In the consolidating and competitive Medicare Part D market, health insurers should look at preferred networks and enhanced alternative plans as they develop 2015 bids to submit to the Centers for Medicare & Medicaid Services, according to Managed Care Magazine.
Most Medicare beneficiaries support preferred networks, but federal health officials are scrutinizing the adequacy of preferred network access and will reject a Part D bid if the plan's preferred pharmacy network doesn't offer enough pharmacies with preferred cost sharing, Managed Care Magazine noted.
Earlier this year, CMS withdrew proposed changes to Part D, saying it would save healthcare dollars by letting insurers limit how many drugs they cover and how many plans they offer consumers. The proposed rules would have allowed more pharmacies into a plan's preferred pharmacy network as long as they meet the plan's terms and conditions.

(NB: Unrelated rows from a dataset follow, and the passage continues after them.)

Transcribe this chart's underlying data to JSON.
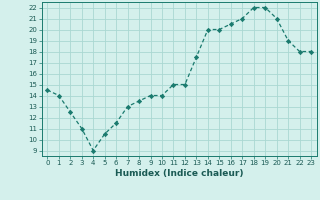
{
  "x": [
    0,
    1,
    2,
    3,
    4,
    5,
    6,
    7,
    8,
    9,
    10,
    11,
    12,
    13,
    14,
    15,
    16,
    17,
    18,
    19,
    20,
    21,
    22,
    23
  ],
  "y": [
    14.5,
    14.0,
    12.5,
    11.0,
    9.0,
    10.5,
    11.5,
    13.0,
    13.5,
    14.0,
    14.0,
    15.0,
    15.0,
    17.5,
    20.0,
    20.0,
    20.5,
    21.0,
    22.0,
    22.0,
    21.0,
    19.0,
    18.0,
    18.0
  ],
  "xlabel": "Humidex (Indice chaleur)",
  "xlim": [
    -0.5,
    23.5
  ],
  "ylim": [
    8.5,
    22.5
  ],
  "yticks": [
    9,
    10,
    11,
    12,
    13,
    14,
    15,
    16,
    17,
    18,
    19,
    20,
    21,
    22
  ],
  "xticks": [
    0,
    1,
    2,
    3,
    4,
    5,
    6,
    7,
    8,
    9,
    10,
    11,
    12,
    13,
    14,
    15,
    16,
    17,
    18,
    19,
    20,
    21,
    22,
    23
  ],
  "line_color": "#1a7a6e",
  "marker_color": "#1a7a6e",
  "bg_color": "#d4f0ec",
  "grid_color": "#aad8d2"
}
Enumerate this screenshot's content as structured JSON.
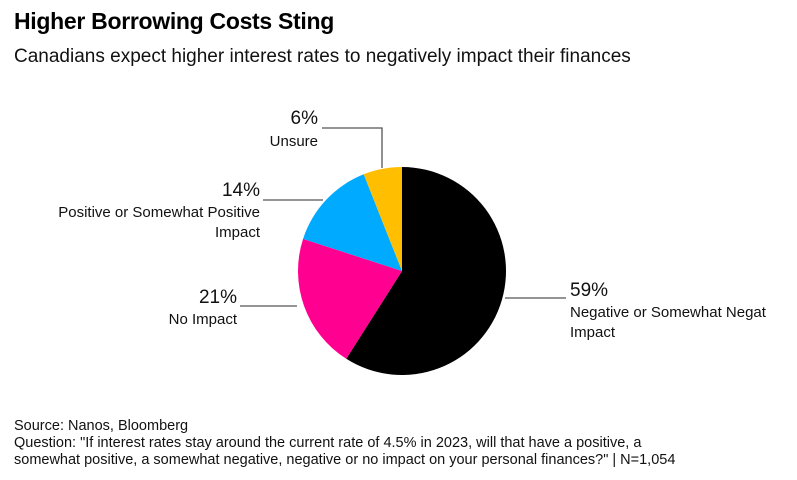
{
  "title": "Higher Borrowing Costs Sting",
  "subtitle": "Canadians expect higher interest rates to negatively impact their finances",
  "chart_data": {
    "type": "pie",
    "title": "Higher Borrowing Costs Sting",
    "subtitle": "Canadians expect higher interest rates to negatively impact their finances",
    "unit": "%",
    "start": "12 o'clock, clockwise",
    "slices": [
      {
        "label": "Negative or Somewhat Negative Impact",
        "display_label": [
          "Negative or Somewhat Negat",
          "Impact"
        ],
        "value": 59,
        "text": "59%",
        "color": "#000000"
      },
      {
        "label": "No Impact",
        "display_label": [
          "No Impact"
        ],
        "value": 21,
        "text": "21%",
        "color": "#ff0090"
      },
      {
        "label": "Positive or Somewhat Positive Impact",
        "display_label": [
          "Positive or Somewhat Positive",
          "Impact"
        ],
        "value": 14,
        "text": "14%",
        "color": "#00aaff"
      },
      {
        "label": "Unsure",
        "display_label": [
          "Unsure"
        ],
        "value": 6,
        "text": "6%",
        "color": "#ffbf00"
      }
    ]
  },
  "footer": {
    "source": "Source: Nanos, Bloomberg",
    "question_line1": "Question: \"If interest rates stay around the current rate of 4.5% in 2023, will that have a positive, a",
    "question_line2": "somewhat positive, a somewhat negative, negative or no impact on your personal finances?\" | N=1,054"
  }
}
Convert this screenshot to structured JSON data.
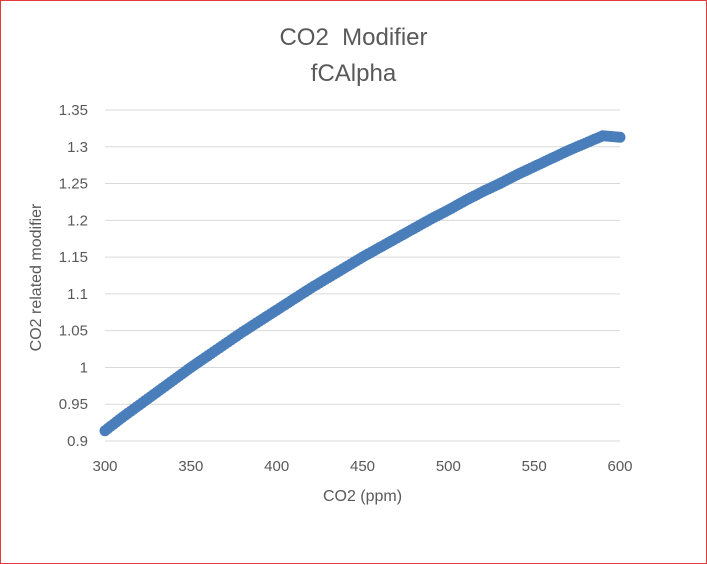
{
  "chart_data": {
    "type": "scatter",
    "title_line1": "CO2  Modifier",
    "title_line2": "fCAlpha",
    "xlabel": "CO2 (ppm)",
    "ylabel": "CO2 related modifier",
    "xlim": [
      300,
      600
    ],
    "ylim": [
      0.9,
      1.35
    ],
    "x_ticks": [
      "300",
      "350",
      "400",
      "450",
      "500",
      "550",
      "600"
    ],
    "y_ticks": [
      "0.9",
      "0.95",
      "1",
      "1.05",
      "1.1",
      "1.15",
      "1.2",
      "1.25",
      "1.3",
      "1.35"
    ],
    "grid": "horizontal",
    "legend": "none",
    "series_color": "#4a7ebb",
    "series": [
      {
        "x": [
          300,
          310,
          320,
          330,
          340,
          350,
          360,
          370,
          380,
          390,
          400,
          410,
          420,
          430,
          440,
          450,
          460,
          470,
          480,
          490,
          500,
          510,
          520,
          530,
          540,
          550,
          560,
          570,
          580,
          590,
          600
        ],
        "y": [
          0.914,
          0.932,
          0.949,
          0.966,
          0.983,
          1.0,
          1.016,
          1.032,
          1.048,
          1.063,
          1.078,
          1.093,
          1.108,
          1.122,
          1.136,
          1.15,
          1.163,
          1.176,
          1.189,
          1.202,
          1.214,
          1.227,
          1.239,
          1.25,
          1.262,
          1.273,
          1.284,
          1.295,
          1.305,
          1.315,
          1.313
        ]
      }
    ]
  }
}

Bid development decisions also should take into account the fact that CMS no longer requires enhanced alternative Part D plans to provide additional cost-sharing reductions in the coverage gap for brand and generic drugs. The agency also removed supplemental gap coverage descriptions from marketing materials and its plan finder website, Managed Care Magazine noted.

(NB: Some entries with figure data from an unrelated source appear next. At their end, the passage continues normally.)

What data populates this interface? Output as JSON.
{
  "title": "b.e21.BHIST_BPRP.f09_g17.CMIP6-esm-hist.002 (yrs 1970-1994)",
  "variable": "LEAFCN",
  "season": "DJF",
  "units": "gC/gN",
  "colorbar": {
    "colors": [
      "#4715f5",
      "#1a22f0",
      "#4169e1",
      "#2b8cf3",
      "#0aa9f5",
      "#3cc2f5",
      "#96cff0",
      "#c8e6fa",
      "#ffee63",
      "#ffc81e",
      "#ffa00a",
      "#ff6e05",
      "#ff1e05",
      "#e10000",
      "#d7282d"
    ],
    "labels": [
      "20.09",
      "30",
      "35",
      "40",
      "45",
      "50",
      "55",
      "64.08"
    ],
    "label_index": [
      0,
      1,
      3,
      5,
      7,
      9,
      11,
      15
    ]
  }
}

So when deciding whether to offer enhanced gap coverage, plans should carefully examine the member pool and the regional rates of costly chronic conditions to better gauge member needs, according to the blog post.
Despite scarce supplemental coverage promotions, 94 percent of supplemental Medigap members are satisfied with their coverage and 91 percent would recommend similar coverage to a friend or relative, according to a March survey from America's Health Insurance Plans. Survey respondents said they like limits on out-of-pocket costs, the simplicity of medical bills and related paperwork that comes with their Medigap coverage, FierceHealthPayer previously reported.